AKEPE'nin 03.11.2002'de hükümet olması, sadece siyasal islamcıların değil, ABD yanlısı bir blokun da iktidar olmasıdır! 19.yy başından beri ülkemizde ajanları vasıtasıyla faaliyette bulunan ABD, şimdi ise AKEPE iktidarı ve yerel yönetimleri ile F.Gülen cemaatinin de marifet(!)iyle, Özal'ın ve daha öncesinde de Menderes'in başlattığı "liberal-muhafazakar-demokrat"lığa uygun din anlayışının reformlarını bitirmeye çalışıyor. Tabi ki Türkiye Cumhuriyeti Devleti'ni de küreselleşmeye uygun olarak yeniden biçimlendiriyor!

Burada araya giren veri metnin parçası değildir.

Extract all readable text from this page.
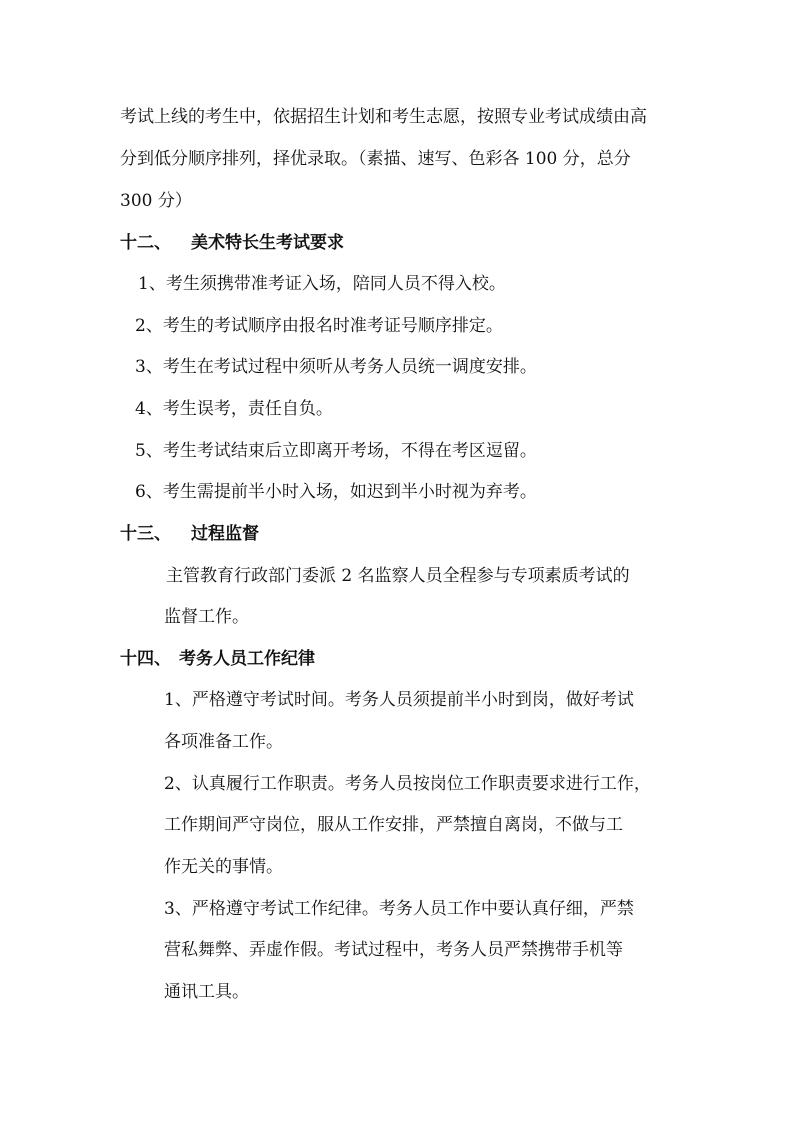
考试上线的考生中，依据招生计划和考生志愿，按照专业考试成绩由高
分到低分顺序排列，择优录取。（素描、速写、色彩各 100 分，总分
300 分）
十二、 美术特长生考试要求
1、考生须携带准考证入场，陪同人员不得入校。
2、考生的考试顺序由报名时准考证号顺序排定。
3、考生在考试过程中须听从考务人员统一调度安排。
4、考生误考，责任自负。
5、考生考试结束后立即离开考场，不得在考区逗留。
6、考生需提前半小时入场，如迟到半小时视为弃考。
十三、 过程监督
主管教育行政部门委派 2 名监察人员全程参与专项素质考试的
监督工作。
十四、 考务人员工作纪律
1、严格遵守考试时间。考务人员须提前半小时到岗，做好考试
各项准备工作。
2、认真履行工作职责。考务人员按岗位工作职责要求进行工作，
工作期间严守岗位，服从工作安排，严禁擅自离岗，不做与工
作无关的事情。
3、严格遵守考试工作纪律。考务人员工作中要认真仔细，严禁
营私舞弊、弄虚作假。考试过程中，考务人员严禁携带手机等
通讯工具。
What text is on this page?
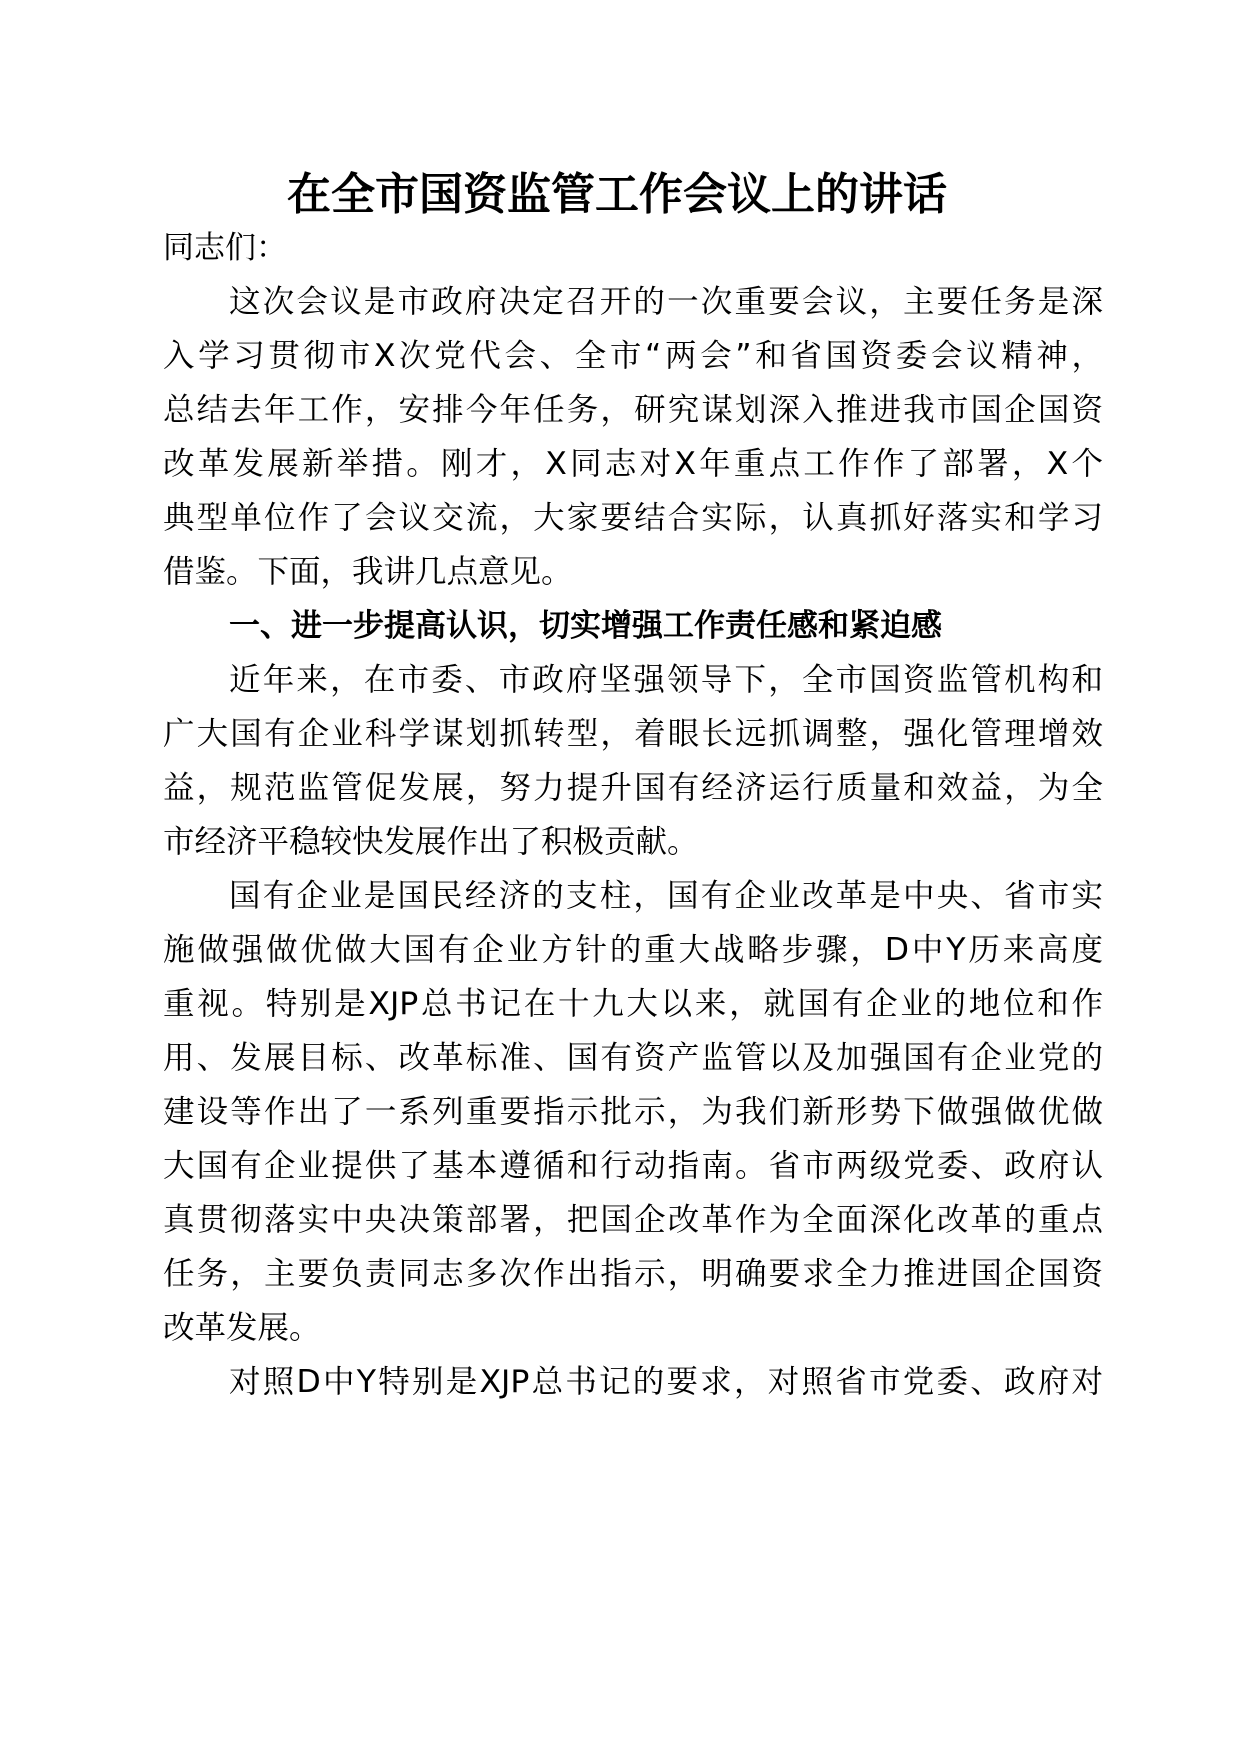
在全市国资监管工作会议上的讲话

同志们：

这次会议是市政府决定召开的一次重要会议，主要任务是深

入学习贯彻市X次党代会、全市“两会”和省国资委会议精神，

总结去年工作，安排今年任务，研究谋划深入推进我市国企国资

改革发展新举措。刚才，X同志对X年重点工作作了部署，X个

典型单位作了会议交流，大家要结合实际，认真抓好落实和学习

借鉴。下面，我讲几点意见。

一、进一步提高认识，切实增强工作责任感和紧迫感

近年来，在市委、市政府坚强领导下，全市国资监管机构和

广大国有企业科学谋划抓转型，着眼长远抓调整，强化管理增效

益，规范监管促发展，努力提升国有经济运行质量和效益，为全

市经济平稳较快发展作出了积极贡献。

国有企业是国民经济的支柱，国有企业改革是中央、省市实

施做强做优做大国有企业方针的重大战略步骤，D中Y历来高度

重视。特别是XJP总书记在十九大以来，就国有企业的地位和作

用、发展目标、改革标准、国有资产监管以及加强国有企业党的

建设等作出了一系列重要指示批示，为我们新形势下做强做优做

大国有企业提供了基本遵循和行动指南。省市两级党委、政府认

真贯彻落实中央决策部署，把国企改革作为全面深化改革的重点

任务，主要负责同志多次作出指示，明确要求全力推进国企国资

改革发展。

对照D中Y特别是XJP总书记的要求，对照省市党委、政府对
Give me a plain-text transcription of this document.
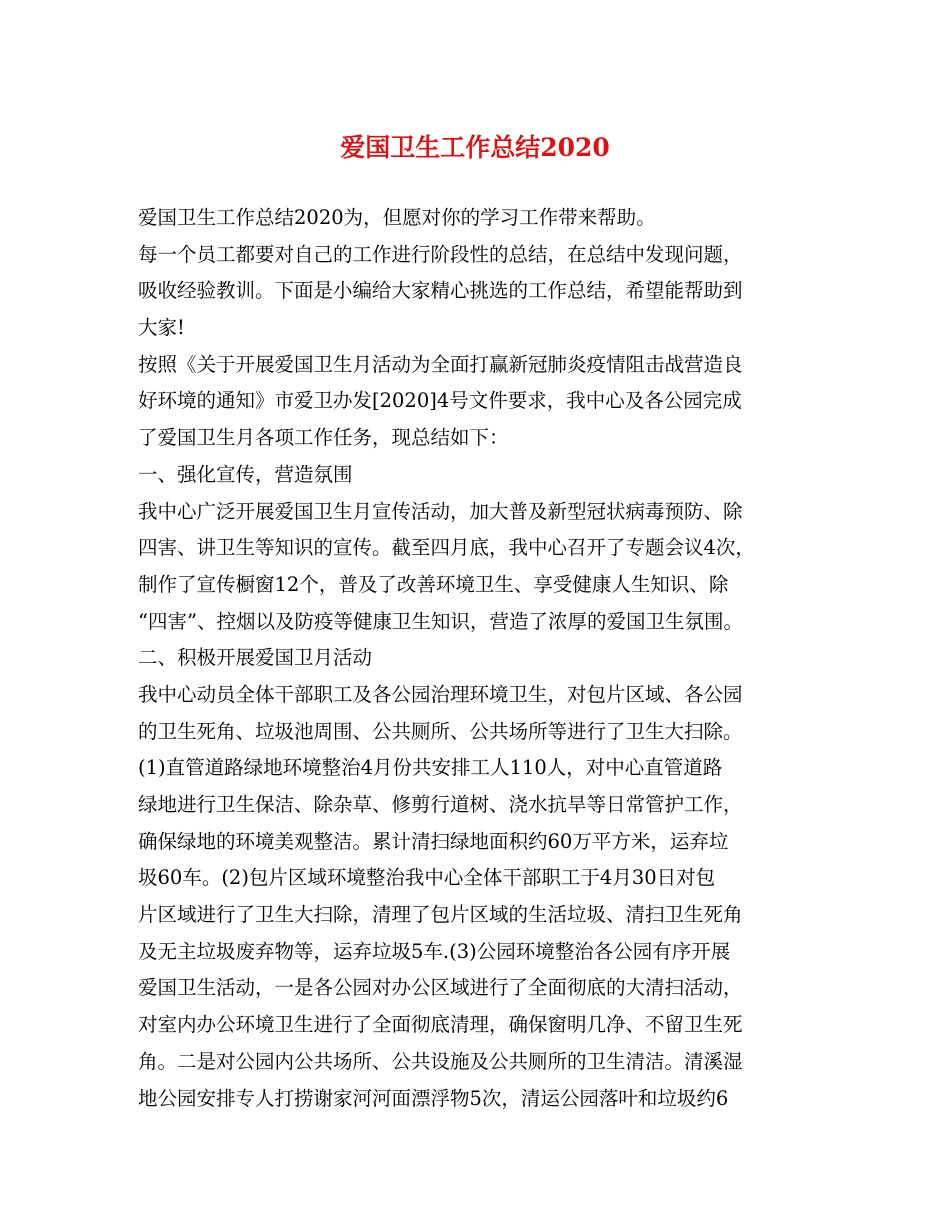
爱国卫生工作总结2020

爱国卫生工作总结2020为，但愿对你的学习工作带来帮助。

每一个员工都要对自己的工作进行阶段性的总结，在总结中发现问题，

吸收经验教训。下面是小编给大家精心挑选的工作总结，希望能帮助到

大家!

按照《关于开展爱国卫生月活动为全面打赢新冠肺炎疫情阻击战营造良

好环境的通知》市爱卫办发[2020]4号文件要求，我中心及各公园完成

了爱国卫生月各项工作任务，现总结如下：

一、强化宣传，营造氛围

我中心广泛开展爱国卫生月宣传活动，加大普及新型冠状病毒预防、除

四害、讲卫生等知识的宣传。截至四月底，我中心召开了专题会议4次，

制作了宣传橱窗12个，普及了改善环境卫生、享受健康人生知识、除

“四害”、控烟以及防疫等健康卫生知识，营造了浓厚的爱国卫生氛围。

二、积极开展爱国卫月活动

我中心动员全体干部职工及各公园治理环境卫生，对包片区域、各公园

的卫生死角、垃圾池周围、公共厕所、公共场所等进行了卫生大扫除。

(1)直管道路绿地环境整治4月份共安排工人110人，对中心直管道路

绿地进行卫生保洁、除杂草、修剪行道树、浇水抗旱等日常管护工作，

确保绿地的环境美观整洁。累计清扫绿地面积约60万平方米，运弃垃

圾60车。(2)包片区域环境整治我中心全体干部职工于4月30日对包

片区域进行了卫生大扫除，清理了包片区域的生活垃圾、清扫卫生死角

及无主垃圾废弃物等，运弃垃圾5车.(3)公园环境整治各公园有序开展

爱国卫生活动，一是各公园对办公区域进行了全面彻底的大清扫活动，

对室内办公环境卫生进行了全面彻底清理，确保窗明几净、不留卫生死

角。二是对公园内公共场所、公共设施及公共厕所的卫生清洁。清溪湿

地公园安排专人打捞谢家河河面漂浮物5次，清运公园落叶和垃圾约6
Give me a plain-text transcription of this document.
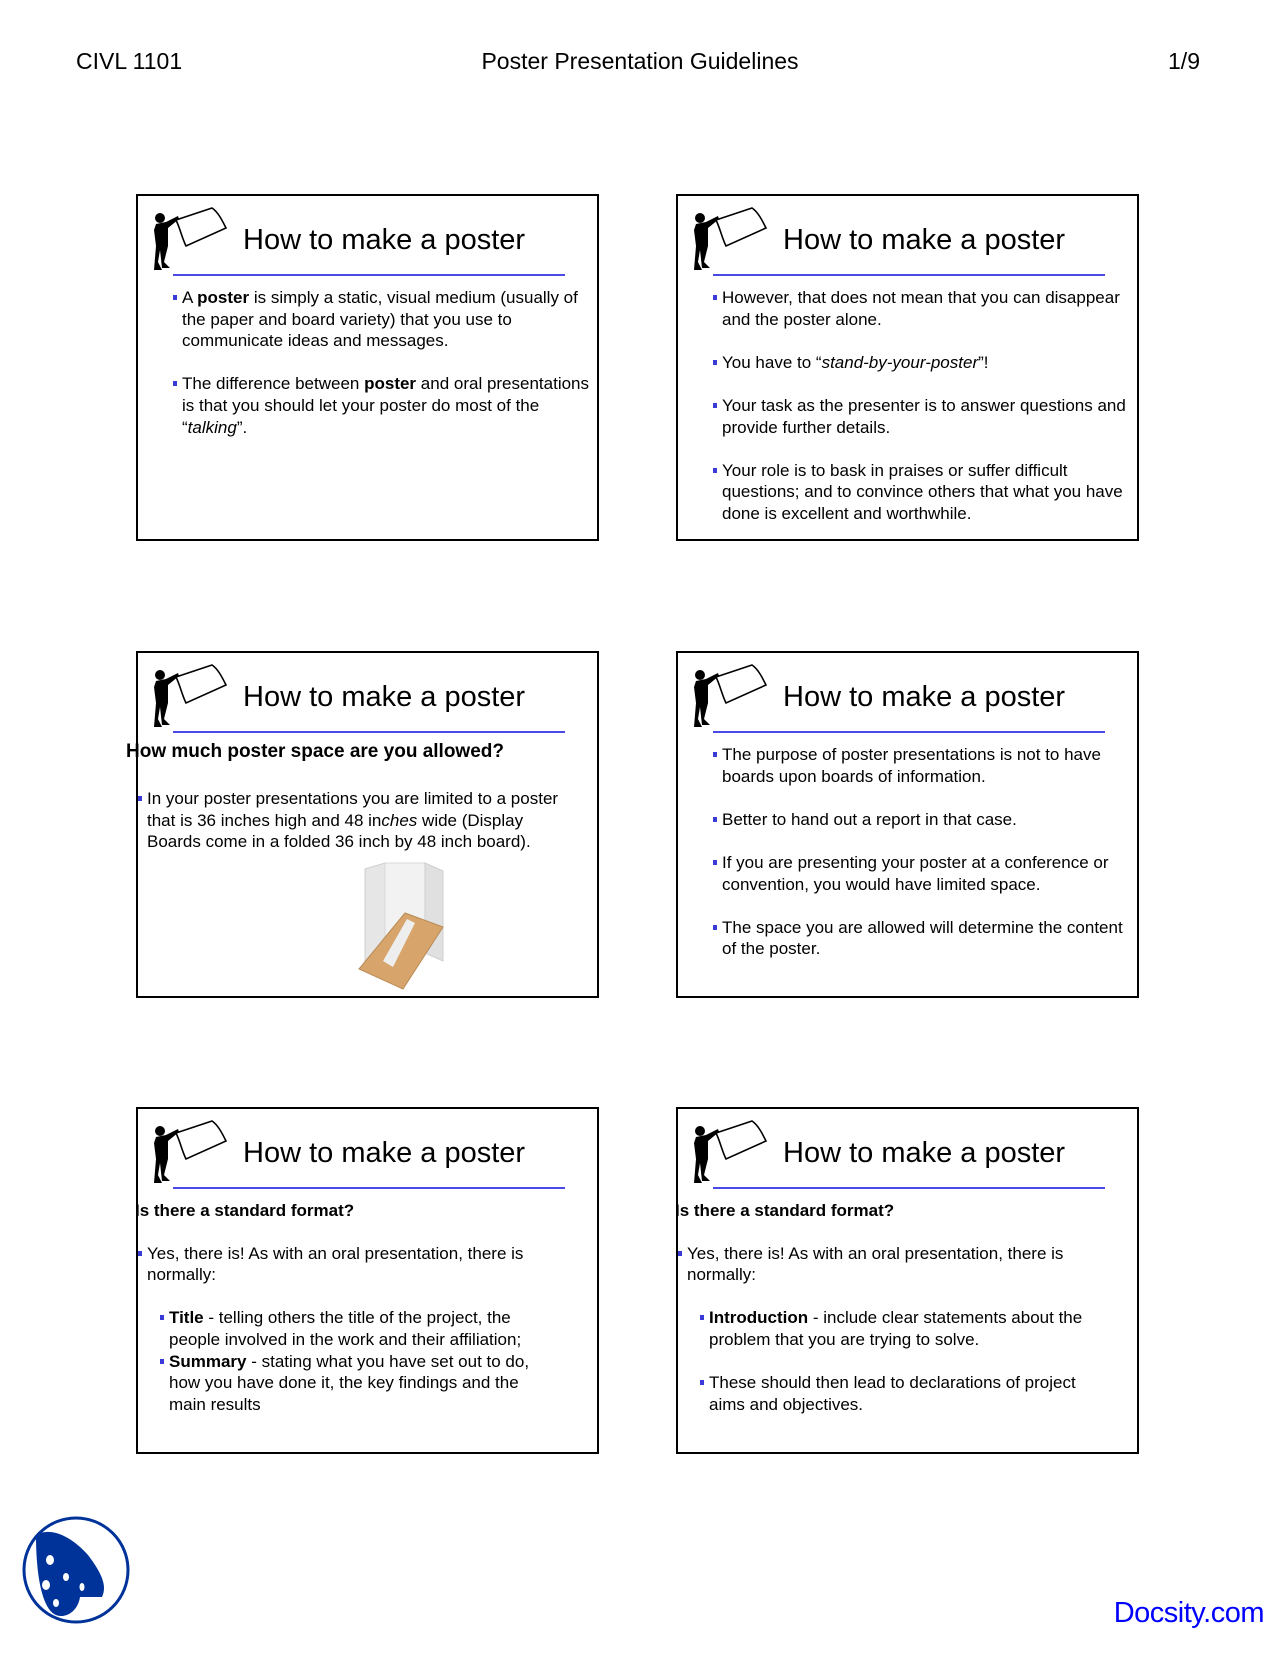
CIVL 1101	Poster Presentation Guidelines	1/9
How to make a poster
A poster is simply a static, visual medium (usually of the paper and board variety) that you use to communicate ideas and messages.
The difference between poster and oral presentations is that you should let your poster do most of the “talking”.
How to make a poster
However, that does not mean that you can disappear and the poster alone.
You have to “stand-by-your-poster”!
Your task as the presenter is to answer questions and provide further details.
Your role is to bask in praises or suffer difficult questions; and to convince others that what you have done is excellent and worthwhile.
How to make a poster
How much poster space are you allowed?
In your poster presentations you are limited to a poster that is 36 inches high and 48 inches wide (Display Boards come in a folded 36 inch by 48 inch board).
How to make a poster
The purpose of poster presentations is not to have boards upon boards of information.
Better to hand out a report in that case.
If you are presenting your poster at a conference or convention, you would have limited space.
The space you are allowed will determine the content of the poster.
How to make a poster
Is there a standard format?
Yes, there is! As with an oral presentation, there is normally:
Title - telling others the title of the project, the people involved in the work and their affiliation;
Summary - stating what you have set out to do, how you have done it, the key findings and the main results
How to make a poster
Is there a standard format?
Yes, there is! As with an oral presentation, there is normally:
Introduction - include clear statements about the problem that you are trying to solve.
These should then lead to declarations of project aims and objectives.
Docsity.com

ABD ile içiçe olan İngiltere ve İsrail'in de destekleyicisi olduğu, Türkiye’yi "eksen ülke" yapacak olan BOP'un hedefleri; "İsrail'i korumak ve kollamak, ABD'nin bölge ülkelerini sömürmesi ve petrolleri kontrol etmesi"dir!
Sonuç:
Aslında konunun özeti yine yazımızın içinde de geçen şu satırlardadır: "Emperyalist Batı(ABD,AB,İsrail)'nın Ortadoğu, Kafkasya, Orta Asya ve Kuzey Afrika'da hegamonya kurma projesi olan BOP'un marş motoru ılımlı islam, bu motorun kontak anahtarı ise F.Gülen ve cemaatidir!"…
Kaynaklar:
1. İsmail Onarlı, “Washington’da Bir Abant Toplantısı” adlı makalesi.
2. Sina Akşin, 31 Mart Olayı, Sinan Yay.
3. Atatürk İlkeleri ve İnkılap Tarihimiz, Kara Kuv.Kom.lığı Yay.
4. Devrim ve İlkeleriyle Atatürk, Genel Kurmay Yay.